Covid 19, l’odissea dei pazienti fragili. C’è ancora molta confusione sull’argomento Covid tra la popolazione e non è mistero che ad alimentarla contribuiscano le opinioni ‘da bar’ che circolano sui social. In un’epoca in cui ognuno è libero di dire la sua anche sulla scienza e di farlo senza essere specializzato, per di più su un social, l’essenziale non circola. Ciò che non arriva in alcun modo di certo sono le esigue informazioni sanitarie vitali per chi è più esposto alla minaccia del virus.
Anticorpi monoclonali, difficile l’accesso
Durante le festività, poi, contrarre il Covid 19 per i pazienti fragili si rivela essere ancor più temibile. Omicron 2, come già previsto, ha innalzato il numero di contagi notevolmente e non tutti hanno avuto la possibilità di attendere a casa la negativizzazione. Per chi contrae il virus avendo una condizione di comorbilità in presenza di patologie croniche o pregresse, in età avanzata o assume farmaci debilitanti, districarsi nell’emergenza in un Paese talvolta quasi fermo per Pasqua e Pasquetta fa paura.
Pazienti fragili, a rischio, immunodepressi e anziani sono spesso lasciati soli nel caos della disorganizzazione sanitaria per quanto riguarda l’accesso alla somministrazione di anticorpi monoclonali. In periodo festivo ancora di più. In assenza di istruzioni dai medici di base– spesso non pienamente informati a riguardo – i pazienti contagiati hanno dovuto arrangiarsi da soli.
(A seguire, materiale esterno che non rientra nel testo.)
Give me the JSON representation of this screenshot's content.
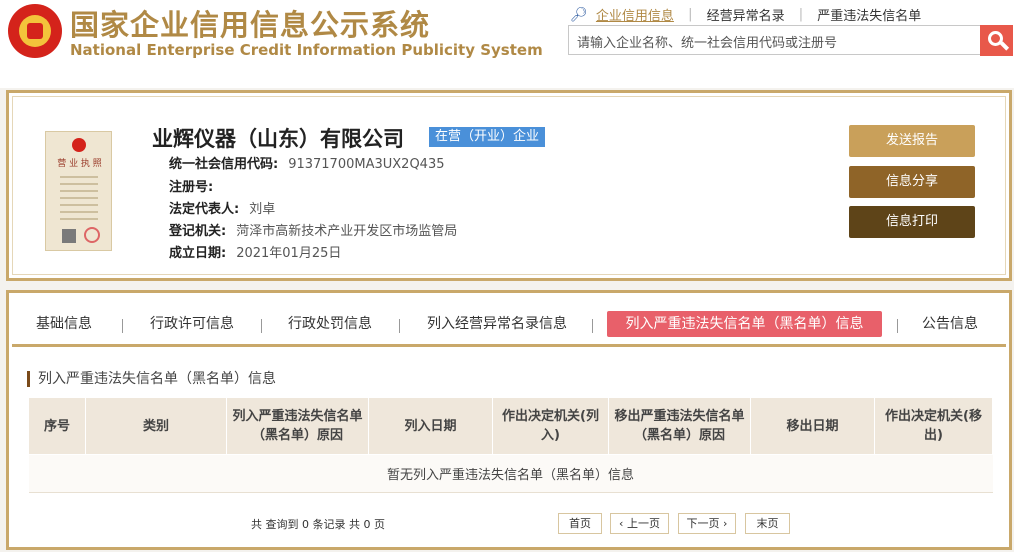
{
  "header": {
    "title": "国家企业信用信息公示系统",
    "subtitle": "National Enterprise Credit Information Publicity System",
    "links": [
      "企业信用信息",
      "经营异常名录",
      "严重违法失信名单"
    ],
    "search_placeholder": "请输入企业名称、统一社会信用代码或注册号"
  },
  "company": {
    "name": "业辉仪器（山东）有限公司",
    "status": "在营（开业）企业",
    "license_title": "营 业 执 照",
    "fields": [
      {
        "label": "统一社会信用代码:",
        "value": "91371700MA3UX2Q435"
      },
      {
        "label": "注册号:",
        "value": ""
      },
      {
        "label": "法定代表人:",
        "value": "刘卓"
      },
      {
        "label": "登记机关:",
        "value": "菏泽市高新技术产业开发区市场监管局"
      },
      {
        "label": "成立日期:",
        "value": "2021年01月25日"
      }
    ],
    "actions": [
      "发送报告",
      "信息分享",
      "信息打印"
    ]
  },
  "tabs": [
    "基础信息",
    "行政许可信息",
    "行政处罚信息",
    "列入经营异常名录信息",
    "列入严重违法失信名单（黑名单）信息",
    "公告信息"
  ],
  "active_tab": "列入严重违法失信名单（黑名单）信息",
  "section": {
    "title": "列入严重违法失信名单（黑名单）信息",
    "columns": [
      "序号",
      "类别",
      "列入严重违法失信名单（黑名单）原因",
      "列入日期",
      "作出决定机关(列入)",
      "移出严重违法失信名单（黑名单）原因",
      "移出日期",
      "作出决定机关(移出)"
    ],
    "empty_text": "暂无列入严重违法失信名单（黑名单）信息"
  },
  "pager": {
    "summary": "共 查询到 0 条记录 共 0 页",
    "first": "首页",
    "prev": "‹ 上一页",
    "next": "下一页 ›",
    "last": "末页"
  },
  "colors": {
    "brand_gold": "#b08945",
    "border_gold": "#c9a86a",
    "active_tab": "#e8606a",
    "status_blue": "#4a90d9",
    "btn_send": "#c9a05a",
    "btn_share": "#8f6428",
    "btn_print": "#5e4418"
  }
}
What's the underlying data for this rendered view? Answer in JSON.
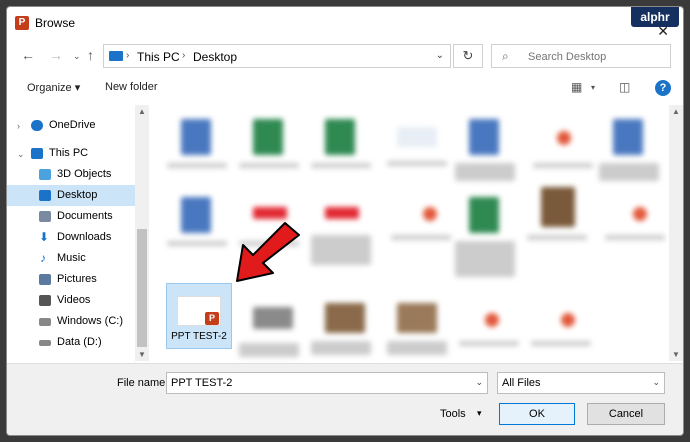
{
  "window": {
    "title": "Browse",
    "badge": "alphr"
  },
  "address": {
    "crumbs": [
      "This PC",
      "Desktop"
    ],
    "search_placeholder": "Search Desktop"
  },
  "toolbar": {
    "organize": "Organize",
    "new_folder": "New folder"
  },
  "sidebar": {
    "items": [
      {
        "label": "OneDrive",
        "icon": "cloud-icon",
        "color": "#1a73c8"
      },
      {
        "label": "This PC",
        "icon": "computer-icon",
        "color": "#1a73c8"
      },
      {
        "label": "3D Objects",
        "icon": "cube-icon",
        "color": "#4aa3df"
      },
      {
        "label": "Desktop",
        "icon": "desktop-icon",
        "color": "#1a73c8"
      },
      {
        "label": "Documents",
        "icon": "document-icon",
        "color": "#7a8aa0"
      },
      {
        "label": "Downloads",
        "icon": "download-icon",
        "color": "#1a73c8"
      },
      {
        "label": "Music",
        "icon": "music-icon",
        "color": "#1a73c8"
      },
      {
        "label": "Pictures",
        "icon": "picture-icon",
        "color": "#5a7aa0"
      },
      {
        "label": "Videos",
        "icon": "video-icon",
        "color": "#555"
      },
      {
        "label": "Windows (C:)",
        "icon": "drive-icon",
        "color": "#777"
      },
      {
        "label": "Data (D:)",
        "icon": "drive-icon",
        "color": "#777"
      }
    ],
    "selected": "Desktop"
  },
  "selected_file": {
    "name": "PPT TEST-2",
    "badge": "P"
  },
  "bottom": {
    "file_name_label": "File name:",
    "file_name_value": "PPT TEST-2",
    "file_type": "All Files",
    "tools": "Tools",
    "ok": "OK",
    "cancel": "Cancel"
  },
  "colors": {
    "accent": "#0078d7",
    "selection": "#cce4f7",
    "arrow": "#e11b1b"
  }
}
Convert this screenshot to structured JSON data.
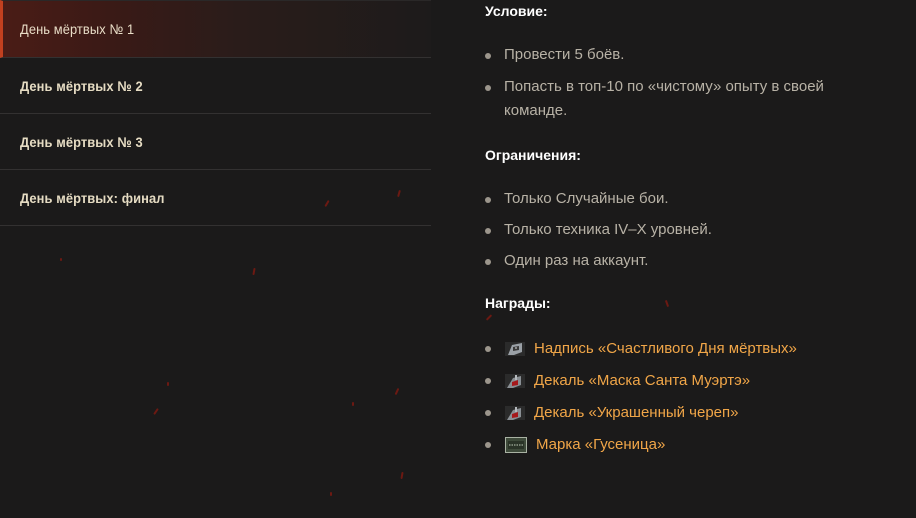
{
  "sidebar": {
    "items": [
      {
        "label": "День мёртвых № 1",
        "active": true
      },
      {
        "label": "День мёртвых № 2",
        "active": false
      },
      {
        "label": "День мёртвых № 3",
        "active": false
      },
      {
        "label": "День мёртвых: финал",
        "active": false
      }
    ]
  },
  "conditions": {
    "title": "Условие:",
    "items": [
      "Провести 5 боёв.",
      "Попасть в топ-10 по «чистому» опыту в своей команде."
    ]
  },
  "restrictions": {
    "title": "Ограничения:",
    "items": [
      "Только Случайные бои.",
      "Только техника IV–X уровней.",
      "Один раз на аккаунт."
    ]
  },
  "rewards": {
    "title": "Награды:",
    "items": [
      {
        "label": "Надпись «Счастливого Дня мёртвых»",
        "icon": "inscription-icon"
      },
      {
        "label": "Декаль «Маска Санта Муэртэ»",
        "icon": "decal-icon"
      },
      {
        "label": "Декаль «Украшенный череп»",
        "icon": "decal-icon"
      },
      {
        "label": "Марка «Гусеница»",
        "icon": "emblem-icon"
      }
    ]
  },
  "colors": {
    "background": "#1b1a1a",
    "accent": "#c2401f",
    "link": "#f1a648",
    "sidebar_text": "#e6dcc3"
  }
}
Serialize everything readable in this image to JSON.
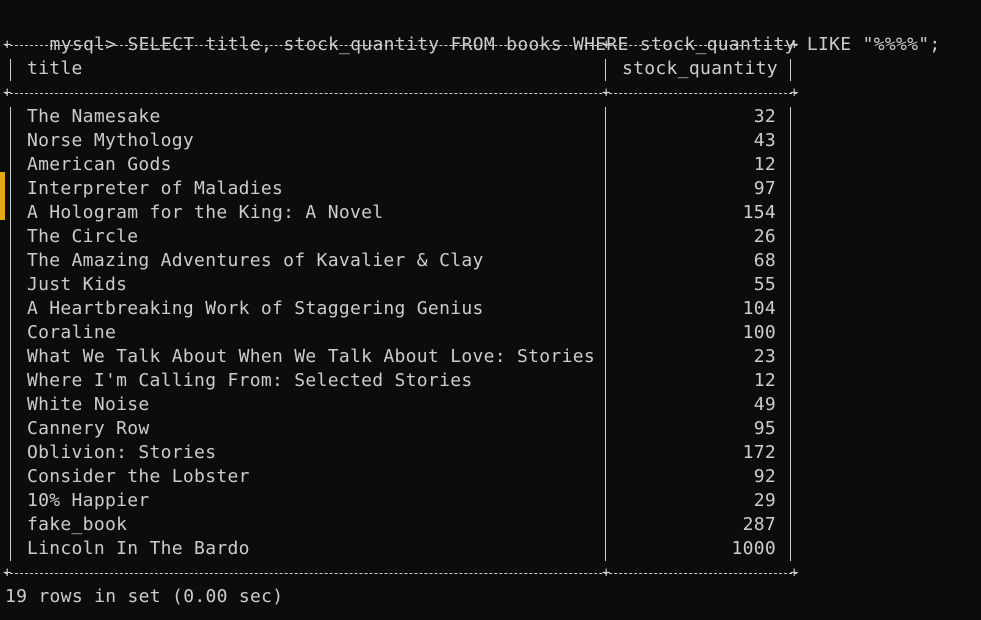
{
  "terminal": {
    "prompt": "mysql>",
    "query": "SELECT title, stock_quantity FROM books WHERE stock_quantity LIKE \"%%%%\";",
    "columns": [
      "title",
      "stock_quantity"
    ],
    "rows": [
      {
        "title": "The Namesake",
        "stock_quantity": "32"
      },
      {
        "title": "Norse Mythology",
        "stock_quantity": "43"
      },
      {
        "title": "American Gods",
        "stock_quantity": "12"
      },
      {
        "title": "Interpreter of Maladies",
        "stock_quantity": "97"
      },
      {
        "title": "A Hologram for the King: A Novel",
        "stock_quantity": "154"
      },
      {
        "title": "The Circle",
        "stock_quantity": "26"
      },
      {
        "title": "The Amazing Adventures of Kavalier & Clay",
        "stock_quantity": "68"
      },
      {
        "title": "Just Kids",
        "stock_quantity": "55"
      },
      {
        "title": "A Heartbreaking Work of Staggering Genius",
        "stock_quantity": "104"
      },
      {
        "title": "Coraline",
        "stock_quantity": "100"
      },
      {
        "title": "What We Talk About When We Talk About Love: Stories",
        "stock_quantity": "23"
      },
      {
        "title": "Where I'm Calling From: Selected Stories",
        "stock_quantity": "12"
      },
      {
        "title": "White Noise",
        "stock_quantity": "49"
      },
      {
        "title": "Cannery Row",
        "stock_quantity": "95"
      },
      {
        "title": "Oblivion: Stories",
        "stock_quantity": "172"
      },
      {
        "title": "Consider the Lobster",
        "stock_quantity": "92"
      },
      {
        "title": "10% Happier",
        "stock_quantity": "29"
      },
      {
        "title": "fake_book",
        "stock_quantity": "287"
      },
      {
        "title": "Lincoln In The Bardo",
        "stock_quantity": "1000"
      }
    ],
    "summary": "19 rows in set (0.00 sec)"
  },
  "colors": {
    "background": "#0c0c0c",
    "text": "#cccccc",
    "left_edge_accent": "#e6a817"
  }
}
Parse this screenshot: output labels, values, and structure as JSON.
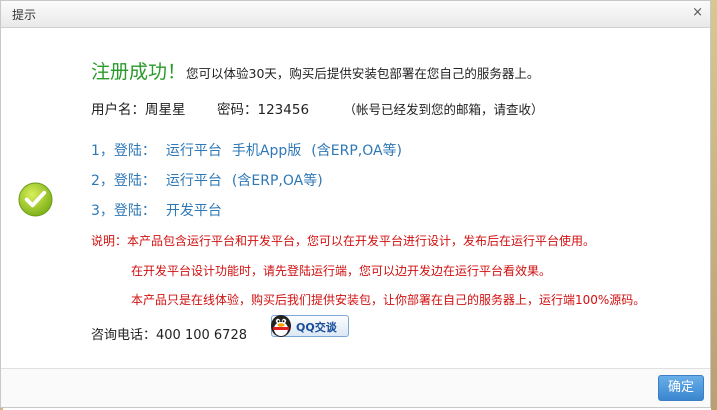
{
  "dialog": {
    "title": "提示",
    "close_glyph": "×",
    "ok_label": "确定"
  },
  "headline": {
    "success": "注册成功！",
    "message": "您可以体验30天，购买后提供安装包部署在您自己的服务器上。"
  },
  "account": {
    "user_label": "用户名：",
    "user_value": "周星星",
    "password_label": "密码：",
    "password_value": "123456",
    "note": "（帐号已经发到您的邮箱，请查收）"
  },
  "entries": [
    {
      "prefix": "1，登陆：",
      "links": [
        "运行平台",
        "手机App版",
        "(含ERP,OA等)"
      ]
    },
    {
      "prefix": "2，登陆：",
      "links": [
        "运行平台",
        "(含ERP,OA等)"
      ]
    },
    {
      "prefix": "3，登陆：",
      "links": [
        "开发平台"
      ]
    }
  ],
  "notes": {
    "line1": "说明：本产品包含运行平台和开发平台，您可以在开发平台进行设计，发布后在运行平台使用。",
    "line2": "在开发平台设计功能时，请先登陆运行端，您可以边开发边在运行平台看效果。",
    "line3": "本产品只是在线体验，购买后我们提供安装包，让你部署在自己的服务器上，运行端100%源码。"
  },
  "contact": {
    "phone_label": "咨询电话：",
    "phone_value": "400 100 6728",
    "qq_label": "QQ交谈"
  },
  "colors": {
    "success_green": "#2a9a2a",
    "link_blue": "#2f78b6",
    "note_red": "#d01010",
    "button_blue": "#3a86d0"
  }
}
Prima di arrivare a comprendere autonomamente l’esatta procedura per riuscire ad entrare nelle liste regionali di smistamento per la somministrazione degli anticorpi monoclonali presso le varie strutture disponibili, hanno vissuto momenti poco piacevoli.
Covid 19 e pazienti fragili, il contatto telefonico per il Lazio
Il numero unico della Regione Lazio 800118800 da contattare in caso di necessità presente sui motori di ricerca è oscuro ai più. Al telefono poi è necessario spiegarsi con chiarezza per trasmettere le proprie generalità e patologie, la sintomatologia e la propria Asl di appartenenza.
A seconda di quest’ultima la Regione assegna una struttura sanitaria che viene allertata e nei giorni seguenti contatta il paziente per effettuare l’infusione del prezioso anticorpo salvavita. ‘Con Pasqua di mezzo, però’, ci dice una Dottoressa dell’ambulatorio monoclonali del Columbus di Roma, ‘io ero sola e non è stato in mio potere riuscire a contattare tutti tempestivamente. Col risultato che alcuni pazienti hanno ricevuto la telefonata 4 giorni dopo il contagio, col pericolo dell’insorgenza dei sintomi. Dicono che i fondi per assumere altro personale non ci sono, io faccio quello che posso’.
Altri pazienti fragili hanno trovato medici di base totalmente impreparati all’emergenza di dover prescrivere anticorpi monoclonali a soggetti a rischio, che quindi non hanno inoltrato alcuna richiesta alle strutture preposte. I pazienti si sono visti rifiutare l’aiuto da varie strutture romane che riferivano di aver bisogno della prescrizione del medico di base, o che comunque ‘senza lista erano impossibilitate ad accogliere’.
Spallanzani, l’eccellenza mondiale
In questa penosa disorganizzazione sanitaria, l’eccellenza romana del Reparto Monoclonali dell’Ospedale Lazzaro Spallanzani costituisce una punta di diamante. Chi, preso dalla disperazione prospettava una attesa febbricitante del termine delle festività pasquali si è trovato costretto a rivolgersi autonomamente all’unità operativa del nosocomio capitolino dove è stato preso in carico tempestivamente.
In quella oasi di professionalità i pazienti positivi vengono visitati e, valutata l’eleggibilità per l’eventuale somministrazione di monoclonali, sottoposti ad infusione. Nell’arco di pochi giorni negativizzano dal virus senza incorrere in seri problemi di salute.
Lacune sanitarie, ancora dopo due anni di pandemia
Manca l’informazione, quindi, dei medici di base che indirizzino i pazienti a rischio alle strutture preposte alla somministrazione di monoclonali e retrovirali, per tutelarli.
Esistono d’altro canto la lentezza delle strutture ospedaliere nel contattare questi pazienti in seguito alla segnalazione, quando c’è, e le mele marce tra medici che raccolgono implorazioni disperate di pazienti impauriti, ma preferiscono lavarsene le mani dicendo di attendere perché sa, ‘Lei mi chiama a Pasqua….’.